From the time Dustin A. started kindergarten, he had always been the heavier kid in the classroom. “By the time I hit 8th grade, I weighed 340 pounds—and I stayed that weight throughout high school,” says the 35-year-old nonprofit development manager who lives just north of San Francisco. “I was active—I played tennis and did the shot put and discus for track and field—but I also ate a lot of food.”
After graduation, Dustin put on more and more weight, ultimately hitting 495 pounds. “When you grow up as the fat kid and people make fun of you, you learn to roll with the punches and cover up your emotions,” he says. “I became a very emotional eater and chose to make bad emotions go away with food.”
Then, around eight years ago, things started to change for Dustin. “I got a job at the humane society, and for the first time ever, I was working a job I really loved,” he says. “I started to feel passionate about something, which really woke me up. The job gave me something to live for beyond myself.”
While Dustin had more to be excited about, he still couldn’t budge the scale. It wasn’t until he went out to buy a new car three years ago that things really started shifting. “I went in to buy a sedan, but a little convertible caught my eye. It just looked so fun! I sat in it and I felt cool for the first time ever,” he says. “I bought the convertible and, it sounds silly to say, but it gave me such a morale boost.” Instead of binge watching TV all weekend, Dustin started going on drives to the coast and being a lot more active. “I wasn’t even trying, but because I was moving so much more, I lost 35 pounds,” he says.
Feeling good, he decided to start tracking his diet. “I realized that I was easily consuming a whole day’s worth of calories in one trip to a fast food restaurant—and then I’d eat an entire pizza that night for dinner,” he says. Dustin came up with a goal: to try to stick to 2,600 calories a day. “I realized there were a lot of foods I can live without,” he says. “Like if I wanted pizza, I didn’t really miss the cheese or the meat toppings.”
With those changes, the weight kept coming off. “My first goal was to get under 400 pounds,” he says. “When I got to 395, I was so excited because I could buy a scale for my home. It doesn’t seem like a big deal, but the fact that I could step on a scale and it would show a number was huge for me.”
Ready to keep on measuring his success, he bought himself a Fitbit Charge HR. “I was only walking about 5,000 or 6,000 steps a day, which wasn’t enough,” he says. “I upped it to 10,000 steps, then 13,000, then 15,000, and now it’s 20,000 steps a day.”
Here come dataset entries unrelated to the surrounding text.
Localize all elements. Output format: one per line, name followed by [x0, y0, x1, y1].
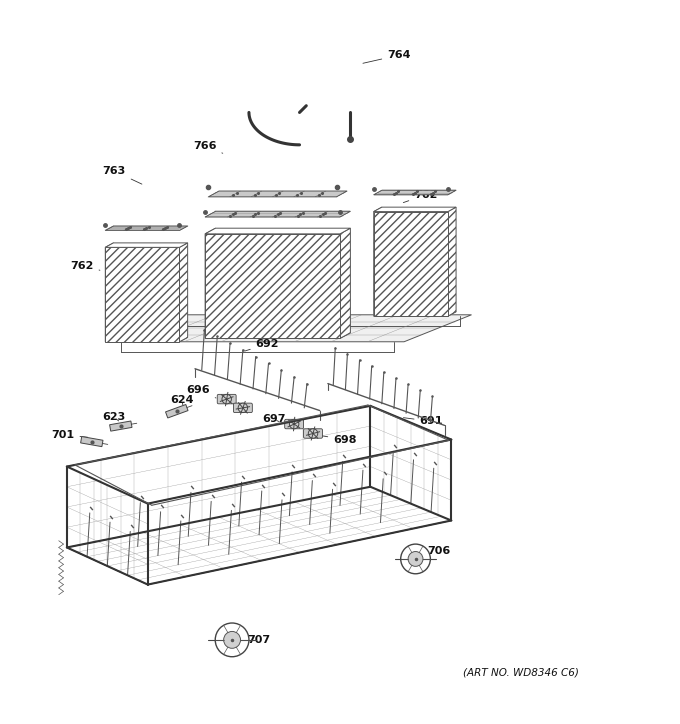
- Text: 697: 697: [262, 414, 286, 424]
- Text: 707: 707: [235, 635, 271, 645]
- Circle shape: [222, 395, 231, 404]
- Text: 691: 691: [403, 416, 443, 426]
- Polygon shape: [205, 228, 350, 234]
- Text: 692: 692: [245, 339, 279, 351]
- Text: 763: 763: [103, 166, 142, 184]
- Polygon shape: [67, 466, 148, 584]
- Polygon shape: [67, 406, 371, 547]
- Polygon shape: [205, 234, 340, 338]
- Polygon shape: [81, 437, 103, 447]
- Polygon shape: [374, 312, 456, 316]
- FancyBboxPatch shape: [217, 395, 236, 404]
- FancyBboxPatch shape: [303, 429, 322, 438]
- Text: 764: 764: [363, 50, 411, 63]
- Polygon shape: [148, 439, 452, 584]
- Polygon shape: [209, 191, 347, 197]
- Polygon shape: [448, 207, 456, 316]
- Circle shape: [224, 631, 241, 648]
- Polygon shape: [109, 421, 132, 431]
- Polygon shape: [371, 406, 452, 521]
- Polygon shape: [180, 243, 188, 342]
- Circle shape: [238, 403, 248, 413]
- Polygon shape: [374, 211, 448, 316]
- Polygon shape: [205, 228, 216, 338]
- Text: 623: 623: [103, 412, 126, 422]
- Circle shape: [308, 429, 318, 438]
- Text: 762: 762: [403, 190, 437, 203]
- Polygon shape: [105, 248, 180, 342]
- Circle shape: [216, 623, 249, 657]
- FancyBboxPatch shape: [233, 403, 252, 413]
- Text: 698: 698: [314, 434, 357, 445]
- Polygon shape: [105, 226, 188, 230]
- Circle shape: [290, 419, 299, 429]
- Text: 624: 624: [170, 395, 194, 405]
- Polygon shape: [105, 337, 188, 342]
- Polygon shape: [105, 243, 188, 248]
- Text: 696: 696: [186, 385, 216, 398]
- FancyBboxPatch shape: [285, 419, 303, 429]
- Text: (ART NO. WD8346 C6): (ART NO. WD8346 C6): [463, 668, 579, 677]
- Text: 706: 706: [414, 546, 451, 556]
- Text: 761: 761: [235, 272, 266, 287]
- Polygon shape: [374, 190, 456, 195]
- Circle shape: [408, 552, 423, 566]
- Polygon shape: [205, 211, 350, 217]
- Polygon shape: [374, 207, 382, 316]
- Polygon shape: [340, 228, 350, 338]
- Polygon shape: [67, 487, 452, 584]
- Text: 762: 762: [70, 261, 100, 271]
- Polygon shape: [205, 333, 350, 338]
- Polygon shape: [111, 315, 471, 342]
- Circle shape: [401, 544, 430, 574]
- Polygon shape: [165, 405, 188, 418]
- Polygon shape: [374, 207, 456, 211]
- Text: 701: 701: [51, 430, 88, 440]
- Text: 766: 766: [193, 141, 223, 153]
- Polygon shape: [105, 243, 114, 342]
Over eight months, Dustin ultimately got down to 325 pounds—a weight loss of 170 pounds. “One of the biggest things to me was that I can now travel and only buy one airplane ticket, whereas before I would have needed to buy two because I was so large,” he says. “My girlfriend and I went to Italy for two weeks this January and it was great. I even logged 25,000 steps in one day!” Even better than seeing Italy was hearing from his doctor that his diabetes and high blood pressure levels were improving. “My doctor was completely blown away the last time I went in,” he says. “If I can get to 300 pounds my doctor will reevaluate my medicines and see what we can take away—it’s something I can’t wait for.”
Dustin’s Advice for Others:
Notice every win. “As I gained weight, I barely paid attention all the things I was giving up, like being able to fit in a movie seat,” he says. “But when I started losing weight and I got to go to movies again, I really celebrated it.”
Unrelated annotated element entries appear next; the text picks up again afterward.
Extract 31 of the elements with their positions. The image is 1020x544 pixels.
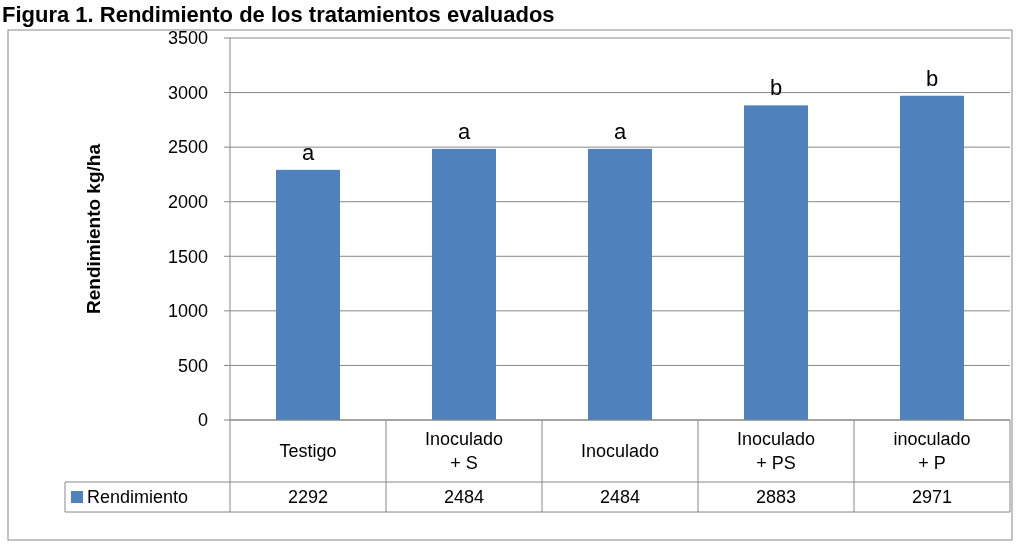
x-tick-label: Inoculado + PS (736, 429, 816, 474)
x-tick-label: Testigo (279, 441, 337, 462)
bar (276, 169, 340, 420)
x-tick-label: inoculado + P (893, 429, 971, 474)
legend-label: Rendimiento (87, 487, 189, 508)
bar (588, 148, 652, 420)
chart-title: Figura 1. Rendimiento de los tratamientos evaluados (2, 2, 555, 27)
y-tick-label: 3000 (167, 82, 208, 103)
bar (432, 148, 496, 420)
data-label: 2484 (443, 487, 485, 508)
y-tick-label: 2500 (167, 137, 208, 158)
y-tick-label: 1500 (167, 246, 208, 267)
y-tick-label: 500 (177, 355, 208, 376)
data-label: 2292 (287, 487, 329, 508)
bar (744, 105, 808, 420)
x-tick-label: Inoculado (580, 441, 660, 462)
y-tick-label: 1000 (167, 301, 208, 322)
annotation: a (613, 118, 627, 144)
annotation: b (925, 65, 939, 91)
data-label: 2883 (755, 487, 797, 508)
annotation: a (457, 118, 471, 144)
bar (900, 95, 964, 420)
y-tick-label: 3500 (167, 28, 208, 49)
annotation: b (769, 75, 783, 101)
annotation: a (301, 139, 315, 165)
y-axis-title: Rendimiento kg/ha (83, 143, 104, 314)
x-tick-label: Inoculado + S (424, 429, 504, 474)
data-label: 2484 (599, 487, 641, 508)
y-tick-label: 2000 (167, 192, 208, 213)
data-label: 2971 (911, 487, 953, 508)
y-tick-label: 0 (197, 410, 208, 431)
Don’t be afraid to eat. “If I get hungry, I eat,” he says. “I learned the hard way that if I let myself get to the point of being ravenous, I’ll end up bingeing and eat tons of calories without realizing it. Now I don’t let myself get to that point.”
Work extra steps into your routine. “Instead of parking in the garage at work, I moved my car to the residential area nearby the office,” he says. “Going from the car to the office is 1,600 steps each way, plus it saves me money because I’m not using the parking structure anymore!”
This information is for educational purposes only and is not intended as a substitute for medical diagnosis or treatment. You should not use this information to diagnose or treat a health problem or condition. Always check with your doctor before changing your diet, altering your sleep habits, taking supplements, or starting a new fitness routine.